Rehoboth settles one lawsuit, another heads to trial

Commissioners put nativity scene issue behind them; judge denies BeachWalk dismissal
April 20, 2021

For the past three Christmas seasons, Rehoboth Beach has been in a public back-and-forth with the local Knights of Columbus about the placement of a nativity scene on city property – specifically the Bandstand. It looks like Christmas 2021 should be much quieter.

During an April 16 meeting, commissioners unanimously approved an agreement with the Knights of Columbus Star of the Sea Council 7297 that ends a lawsuit filed in June 2020. The vote came after a 20-minute executive session, and there was no discussion after commissioners returned.

In their lawsuit, the Knights argued that the blanket ban of the crèche from city property showed religious discrimination. Six months after the suit was filed, commissioners approved a policy prohibiting private holiday displays on public property during the holiday season, defined as Nov. 15 through Jan. 15 in any given year.

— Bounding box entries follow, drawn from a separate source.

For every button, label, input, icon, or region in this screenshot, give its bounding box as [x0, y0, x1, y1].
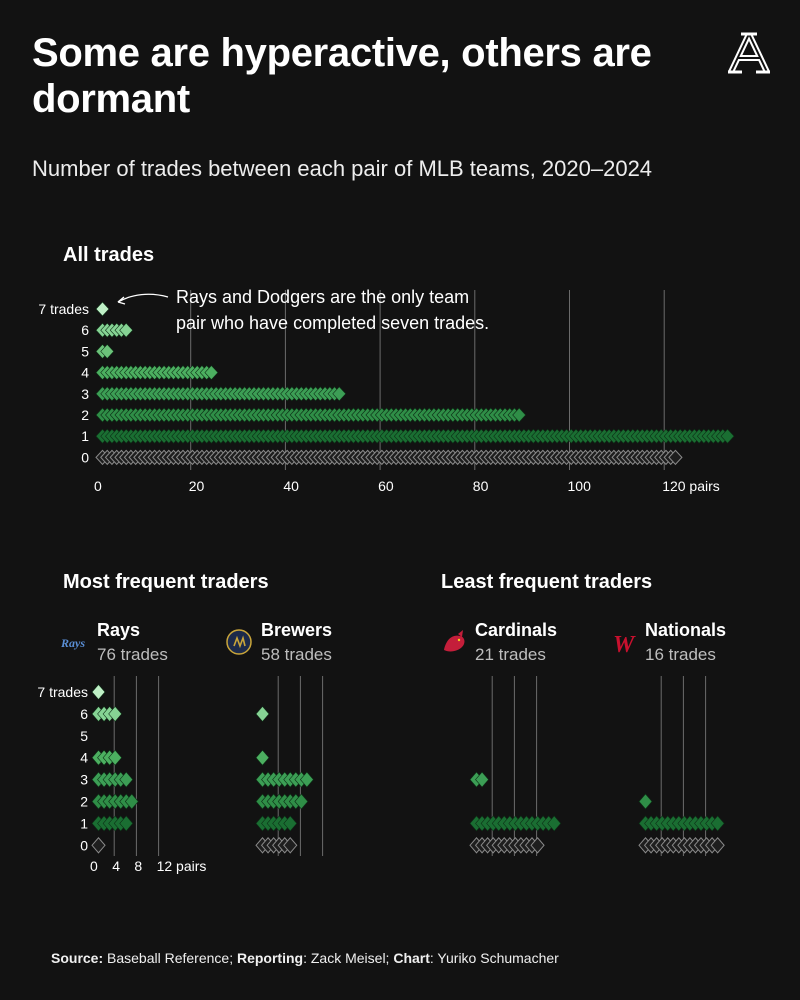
x-tick-label: 120 pairs: [662, 478, 720, 494]
team-trade-total: 16 trades: [645, 645, 716, 664]
row-label: 2: [80, 794, 88, 810]
x-tick-label: 60: [378, 478, 394, 494]
source-text: Baseball Reference;: [103, 950, 237, 966]
row-label: 1: [80, 815, 88, 831]
nationals-logo-icon: W: [613, 632, 636, 658]
row-label: 1: [81, 428, 89, 444]
team-name: Brewers: [261, 620, 332, 640]
x-tick-label: 8: [134, 858, 142, 874]
pair-mark: [204, 365, 219, 381]
chart-subtitle: Number of trades between each pair of ML…: [32, 156, 653, 181]
row-label: 5: [80, 728, 88, 744]
row-label: 6: [81, 322, 89, 338]
pair-mark: [119, 322, 134, 338]
dot-marks: [95, 301, 735, 466]
annotation-line-2: pair who have completed seven trades.: [176, 313, 489, 333]
row-label: 5: [81, 343, 89, 359]
pair-mark: [124, 793, 139, 810]
row-label: 0: [80, 837, 88, 853]
svg-text:W: W: [613, 632, 636, 658]
chart-credit-text: : Yuriko Schumacher: [429, 950, 559, 966]
team-name: Nationals: [645, 620, 726, 640]
team-trade-total: 21 trades: [475, 645, 546, 664]
x-axis-ticks: 0 20 40 60 80 100 120 pairs: [94, 478, 720, 494]
pair-mark: [283, 837, 298, 854]
x-tick-label: 0: [90, 858, 98, 874]
pair-mark: [530, 837, 545, 854]
x-tick-label: 12 pairs: [157, 858, 207, 874]
pair-mark: [294, 793, 309, 810]
panel-nationals: [638, 676, 725, 856]
row-label: 3: [80, 772, 88, 788]
chart-title: Some are hyperactive, others are dormant: [32, 31, 652, 121]
annotation-arrow: [117, 293, 169, 303]
reporting-text: : Zack Meisel;: [303, 950, 394, 966]
pair-mark: [119, 815, 134, 832]
athletic-logo-icon: [728, 32, 770, 74]
pair-mark: [512, 407, 527, 423]
row-label: 0: [81, 449, 89, 465]
team-name: Cardinals: [475, 620, 557, 640]
x-tick-label: 100: [568, 478, 592, 494]
least-frequent-heading: Least frequent traders: [441, 571, 652, 593]
pair-mark: [108, 705, 123, 722]
pair-mark: [91, 684, 106, 700]
row-label: 4: [81, 365, 89, 381]
pair-mark: [475, 771, 489, 788]
brewers-logo-icon: [226, 629, 252, 655]
pair-mark: [547, 815, 562, 832]
x-tick-label: 80: [473, 478, 489, 494]
pair-mark: [91, 837, 106, 854]
team-trade-total: 58 trades: [261, 645, 332, 664]
x-tick-label: 4: [112, 858, 120, 874]
annotation-arrowhead: [117, 296, 126, 305]
panel-cardinals: [469, 676, 562, 856]
all-trades-heading: All trades: [63, 244, 154, 266]
row-labels: 7 trades 6 5 4 3 2 1 0: [38, 301, 89, 465]
team-header-rays: Rays Rays 76 trades: [60, 620, 168, 664]
pair-mark: [300, 771, 314, 788]
pair-mark: [638, 793, 653, 810]
row-label: 7 trades: [38, 301, 89, 317]
team-header-brewers: Brewers 58 trades: [226, 620, 332, 664]
pair-mark: [710, 815, 725, 832]
annotation-line-1: Rays and Dodgers are the only team: [176, 287, 469, 307]
team-header-cardinals: Cardinals 21 trades: [444, 620, 557, 664]
chart-credit-label: Chart: [393, 950, 430, 966]
pair-mark: [710, 837, 725, 854]
source-label: Source:: [51, 950, 104, 966]
team-name: Rays: [97, 620, 140, 640]
cardinals-logo-icon: [444, 630, 465, 652]
pair-mark: [332, 386, 347, 402]
row-label: 7 trades: [37, 684, 88, 700]
svg-text:Rays: Rays: [60, 636, 85, 650]
pair-mark: [119, 771, 134, 788]
team-header-nationals: W Nationals 16 trades: [613, 620, 726, 664]
pair-mark: [668, 449, 683, 466]
pair-mark: [720, 428, 735, 444]
pair-mark: [108, 749, 123, 766]
row-label: 3: [81, 386, 89, 402]
most-frequent-heading: Most frequent traders: [63, 571, 269, 593]
reporting-label: Reporting: [236, 950, 304, 966]
row-label: 6: [80, 706, 88, 722]
pair-mark: [255, 705, 270, 722]
x-tick-label: 0: [94, 478, 102, 494]
x-tick-label: 20: [189, 478, 205, 494]
panel-brewers: [255, 676, 324, 856]
pair-mark: [283, 815, 298, 832]
pair-mark: [95, 301, 110, 317]
source-footer: Source: Baseball Reference; Reporting: Z…: [51, 950, 559, 966]
x-tick-label: 40: [283, 478, 299, 494]
row-label: 4: [80, 750, 88, 766]
rays-logo-icon: Rays: [60, 636, 85, 650]
pair-mark: [255, 749, 270, 766]
row-label: 2: [81, 407, 89, 423]
pair-mark: [100, 343, 115, 359]
team-trade-total: 76 trades: [97, 645, 168, 664]
panel-all-trades: All trades 7 trades 6 5 4 3 2 1 0 0 20 40 60 80 100 1…: [38, 244, 735, 494]
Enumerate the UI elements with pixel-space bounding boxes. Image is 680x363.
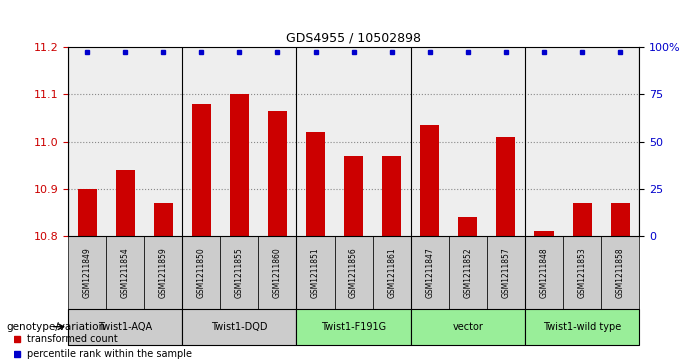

This issue began in December 2018, when the Knights placed a nativity scene on the lawn by the Bandstand. The city forced the Knights to remove the figurines days later. Ultimately, the Knights installed the nativity scene in the outdoor patio entrance of the ocean-block Grotto Pizza on Rehoboth Avenue. Last year, in addition to adopting the new policy, the city also installed a multi-religious display on the Bandstand, including a nativity scene.

In an email following the meeting, Mayor Stan Mills explained the agreement, which calls for the city to display its full nativity scene for at least the next two Decembers, maintain and repair the figures if damaged, and enforce the regulations on unattended displays.

These were all intentions of the commissioners in adopting the existing unattended display policy, said Mills.

That city policy allows for privately owned displays on private property only, not on city property, said Mills, which means the Knights of Columbus can display their private nativity on private property.

Under the terms of agreement, Mill said the Knights are not allowed to display their nativity scene on city property. However, he said, he was glad the issue was resolved amicably.

“I believe we all are winners,” he said. “Last year’s array of seasonal displays was beautiful, received many compliments and was enjoyed by many.”

Roger Byron, senior counsel for First Liberty Institute, represented the Knights of Columbus. “This is cause for celebration,” said Byron, in an email April 19. “A free-standing crèche is once again part of the community’s holiday display.  The Knights of Columbus is pleased to have helped bring about such an outstanding result.”

BeachWalk case heading to trial

The city may have resolved one three-year-long issue, but BeachWalk, which has been going on twice as long, will be continuing.

With a project introduced in 2015, developer Keith Monigle is seeking to build 63 residential units on a 7.75-acre parcel off Route 1, currently operating as Rehoboth Beach Plaza shopping center. His plans call for 58 single-family homes and five apartment-style units, but lots would not be subdivided; houses would be constructed on a single lot.

During a special meeting in May 2019, city commissioners voted unanimously to enforce an ordinance created in 2017 that applies to all pending and future applications, and an ordinance created in 2016 codifying that only one building could be built on a lot. Soon afterward, attorney Richard Forsten filed a lawsuit on behalf of Monigle.

In a decision issued April 13, Court of Chancery Vice Chancellor Sam Glasscock III said he thought the issue would be “best resolved through the development of a record at trial.”

Both sides, the city and Monigle, argued for summary judgment on their behalf. Glasscock said the city argues that Monigle believed the city code was fairly confusing, and that he purposefully avoided submitting his redevelopment plan to the city for concept review because he feared the city could close the loophole Monigle believed he had found in city code.

However, Glasscock continued, the plaintiff believed its redevelopment could be done as a condominium if drafted and built correctly. Monigle also provided statements from various city officials indicating that he could redevelop the property as a condominium, said the judge.

During the recent commissioners meeting, City Solicitor Glenn Mandalas said a date had not yet been set for the trial.